Italian architect (born 1983)

Marta Maccaglia (born 1983) is an Italian architect based in Peru.

== Early years ==
Maccaglia was born in Terni, Italy in 1983. She studied architecture at the Sapienza University of Rome, where she also completed a master's degree in exhibition spaces and museography.

== Career ==
In 2011, Maccaglia moved to Peru, working on architecture and cooperation projects with an Italian government programme, the Civil Service, and the NGO CPS. Three years later, she became the founder and director of non-profit architectural organization Asociación Semillas. Since then, she has taught at the University of Sciences and Arts of Latin America from 2015 to 2023 and has provided consultoring services to the Ministry of Education of Peru.
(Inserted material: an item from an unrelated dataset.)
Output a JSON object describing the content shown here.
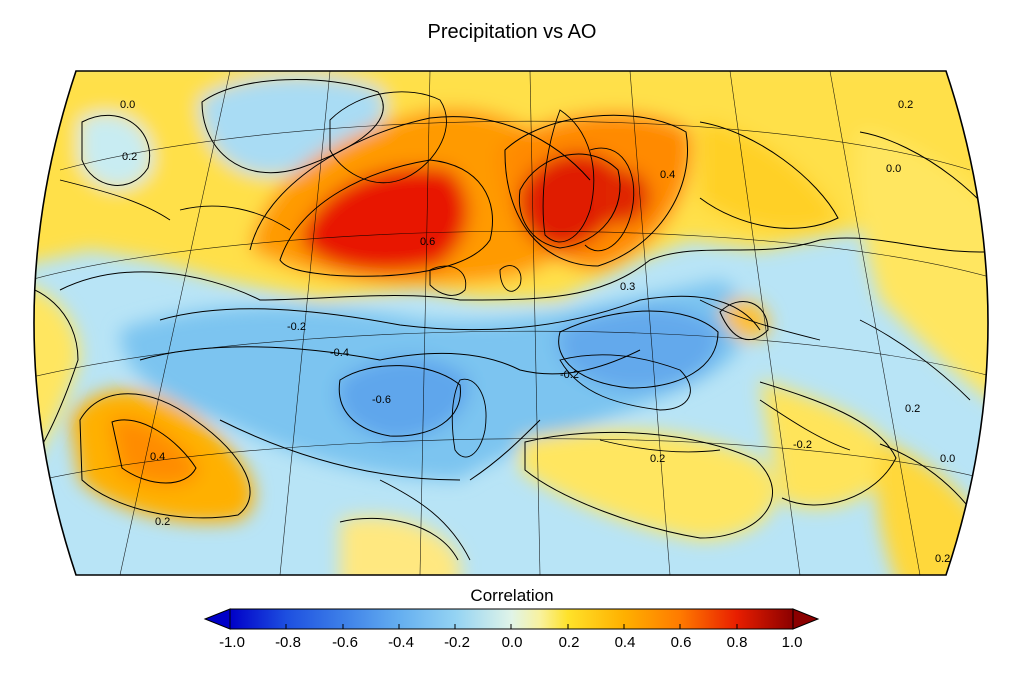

In 2018, she received the Global Award for Sustainable Architecture under the theme «Architecture as an Agent of Civic Empowerment», alongside Boonserm Premthada, Nina Maritz, Raumlabor, Anne Lacaton, Jean-Philippe Vassal, and Frédéric Druot.

In 2020, Maccaglia was a finalist for the AR Emerging Awards, hosted by The Architectural Review. Three years later, she received the inaugural Diversity in Architecture Award (DIVIA Award), a recognition "dedicated to women architects, celebrates female figures by awarding and validating their work."
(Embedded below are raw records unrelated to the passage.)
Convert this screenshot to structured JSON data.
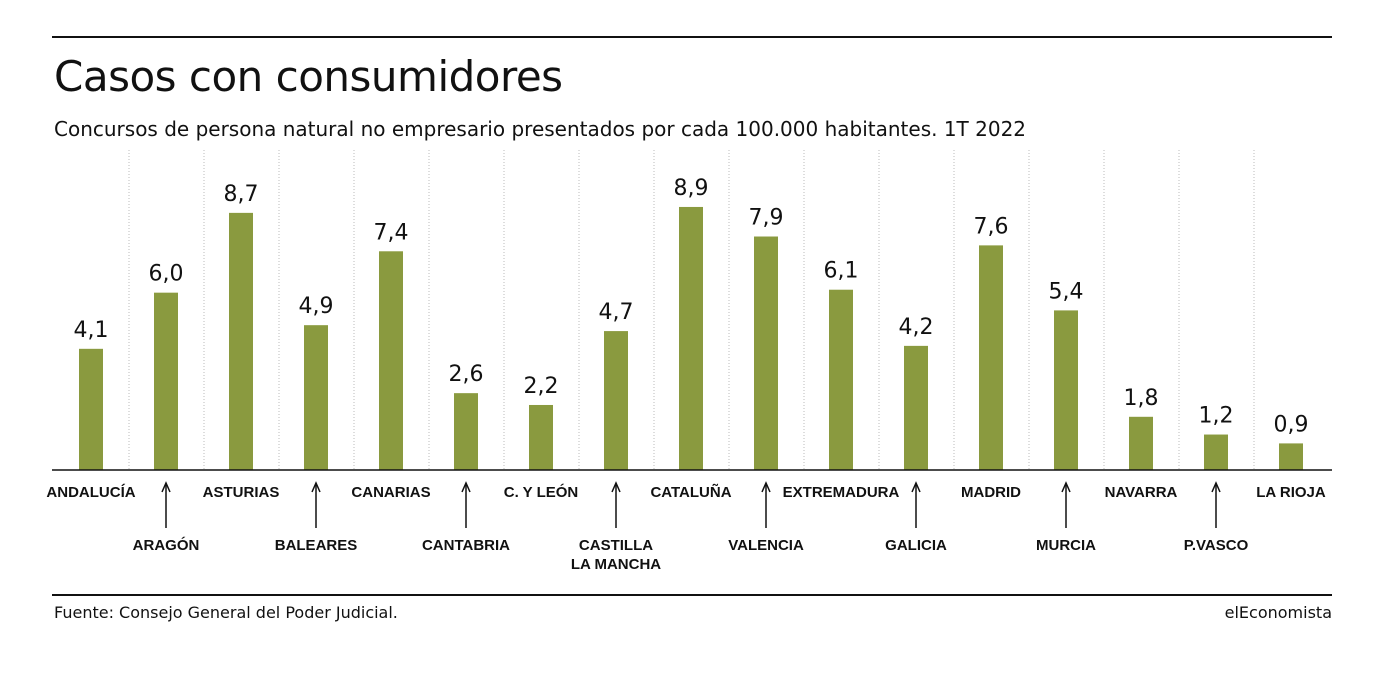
{
  "header": {
    "title": "Casos con consumidores",
    "subtitle": "Concursos de persona natural no empresario presentados por cada 100.000 habitantes. 1T 2022"
  },
  "footer": {
    "source": "Fuente: Consejo General del Poder Judicial.",
    "brand": "elEconomista"
  },
  "colors": {
    "bar": "#8a9a3f",
    "grid": "#bbbbbb",
    "text": "#111111"
  },
  "chart_data": {
    "type": "bar",
    "categories": [
      "ANDALUCÍA",
      "ARAGÓN",
      "ASTURIAS",
      "BALEARES",
      "CANARIAS",
      "CANTABRIA",
      "C. Y LEÓN",
      "CASTILLA\nLA MANCHA",
      "CATALUÑA",
      "VALENCIA",
      "EXTREMADURA",
      "GALICIA",
      "MADRID",
      "MURCIA",
      "NAVARRA",
      "P.VASCO",
      "LA RIOJA"
    ],
    "values": [
      4.1,
      6.0,
      8.7,
      4.9,
      7.4,
      2.6,
      2.2,
      4.7,
      8.9,
      7.9,
      6.1,
      4.2,
      7.6,
      5.4,
      1.8,
      1.2,
      0.9
    ],
    "value_labels": [
      "4,1",
      "6,0",
      "8,7",
      "4,9",
      "7,4",
      "2,6",
      "2,2",
      "4,7",
      "8,9",
      "7,9",
      "6,1",
      "4,2",
      "7,6",
      "5,4",
      "1,8",
      "1,2",
      "0,9"
    ],
    "ylim": [
      0,
      9
    ],
    "grid": "vertical-dotted",
    "legend": "none"
  }
}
In 2025, her project Territorio de los Saberes was selected as one of the awardees of that year’s Ammodo Architecture Awards.

== Style ==
Marta Maccaglia's work expands on designing schools and public spaces for indigenous communities in the Peruvian Amazonia through participatory processes in local communities and collaborating with governmental and educational institutions.

Her methodology has been defined as a "strong sense of collaborative work [as] the basis of her foundation for a harmonious social community" and as a "deep understanding of its users in their social and local context, their needs, the territory and the available resources, resulting in works that acquire a meaning beyond that of the function itself."